Chapitre 46 - La porte des secrets

5.8K 444 89
                                    

RIO

Debout devant moi, Ezequiel attend patiemment une réponse, mes doigts se resserrent sur mon casque.

Dire qu'il ne m'a pas manqué serait un mensonge mais j'hésite, parce que je n'ai pas les épaules pour me faire démolir aujourd'hui.

Mais son visage blafard, ses cernes, ses hématomes apparents me font hocher la tête et je me dirige vers ma moto, préférant venir par mes propres moyens pour repartir sans encombres.

Je le suis jusqu'à son loft, et ne profite même pas des sensations grisantes de la vitesse tant je me suis habituée à bloquer toutes mes émotions depuis la mort de Flint.

Je me gare à ses côtés dans son parking, mais garde une distance physique pendant que nous montons jusqu'à son étage dans un silence pesant.

La discussion va être vachement animée à ce train là.

Je ferme la porte derrière moi pendant qu'il part à la cuisine préparer du café, le mois de décembre est bientôt là et le froid polaire de New-York est rude.

Je dépose mes affaires dans l'entrée en vrac, et me dit que certaines habitudes s'installent bien trop facilement quand il s'approche en me tendant une tasse brûlante.

Je le remercie d'un hochement de tête, sans vraiment le regarder. Je souffle sur ma boisson. Il s'adosse contre le plan de travail en restant à distance, et je m'assois sur la table face à lui.

NDA : Until the ribbon breaks - one way or another.

Je ne le regarde pas dans les yeux, je blinde mon cœur en étudiant son langage corporel. Ses mains serrées sur le marbre derrière lui, sa posture un peu crispée alors que je remonte lentement sur son visage.

- Je suis désolé de t'avoir repoussé. Je n'ai pas su gérer tout ça et j'ai juste été con, commence-t-il mal à l'aise.

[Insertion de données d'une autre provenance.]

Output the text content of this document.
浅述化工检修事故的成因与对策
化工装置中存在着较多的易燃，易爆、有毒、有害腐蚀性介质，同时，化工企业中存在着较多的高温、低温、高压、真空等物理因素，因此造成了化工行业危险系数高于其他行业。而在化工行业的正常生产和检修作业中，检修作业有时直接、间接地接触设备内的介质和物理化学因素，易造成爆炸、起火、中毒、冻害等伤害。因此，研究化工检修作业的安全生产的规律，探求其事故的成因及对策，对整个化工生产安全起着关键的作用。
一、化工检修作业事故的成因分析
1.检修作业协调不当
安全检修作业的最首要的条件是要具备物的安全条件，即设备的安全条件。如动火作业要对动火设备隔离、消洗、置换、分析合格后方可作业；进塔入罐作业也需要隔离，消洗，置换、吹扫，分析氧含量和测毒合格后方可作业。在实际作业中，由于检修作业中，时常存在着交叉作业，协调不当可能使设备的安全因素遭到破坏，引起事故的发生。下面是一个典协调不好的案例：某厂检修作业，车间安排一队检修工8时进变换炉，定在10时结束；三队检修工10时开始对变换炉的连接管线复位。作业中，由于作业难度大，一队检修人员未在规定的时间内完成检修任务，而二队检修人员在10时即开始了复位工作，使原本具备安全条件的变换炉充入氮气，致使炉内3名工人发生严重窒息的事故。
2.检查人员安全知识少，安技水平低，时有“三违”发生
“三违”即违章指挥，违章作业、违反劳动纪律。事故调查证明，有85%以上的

Je hausse les épaules, parfaitement consciente que perdre Flint a chamboulé tout son ordre émotionnel. D'une certaine façon je ne lui en veux pas, ma culpabilité me suffit amplement.

Sa gorge déglutit devant mon indifférence feinte, et je l'observe reprendre un peu de souffle avant de continuer.

- Tu n'es pas coupable de la mort de Flint. C'était un guerrier, un enragé que rien ni personne n'aurait pu obliger à faire quoi que ce soit. Il t'a protégé ce soir-là en sachant pertinemment qu'il ne s'en sortirait pas. Il estimait que ta vie avait plus de valeur que la sienne.

Et c'était une belle connerie.

Flint était père, quelqu'un dépendait de lui. Il méritait de vivre.

Comme s'il sentait le cours de mes pensées en désaccord avec ses mots, il s'approche en douceur en jaugeant mes réactions et je repose ma tasse. L'une de ses mains caresse la ligne de ma mâchoire une fois la distance comblée, et je peine à ne pas abaisser toutes mes barrières pour profiter de ce contact réconfortant.

- Regarde moi Rio.

Il me faut quelques secondes pour obéir, et quitter ma contemplation sur sa gorge pour remonter dans ses yeux.

- Flint est mort en te sauvant la vie parce qu'il savait que j'arriverai à encaisser sa perte, mais pas la tienne.

Même en tentant de mettre la distance entre ses mots et mon cœur, ce dernier loupe plusieurs battements sous cette confession inattendue.

Comme à chaque fois que je pense à Flint, il se serre et ma stabilité émotionnelle menace de s'effondrer.

Alors pour ne pas me perdre dans ma tête, je préfère me perdre dans l'ambre whisky de ses yeux qui me renvoie une sincérité désarmante. Comme s'il sentait que tout menace de s'effondrer en moi, ses bras enserrent ma taille en se penchant sur moi.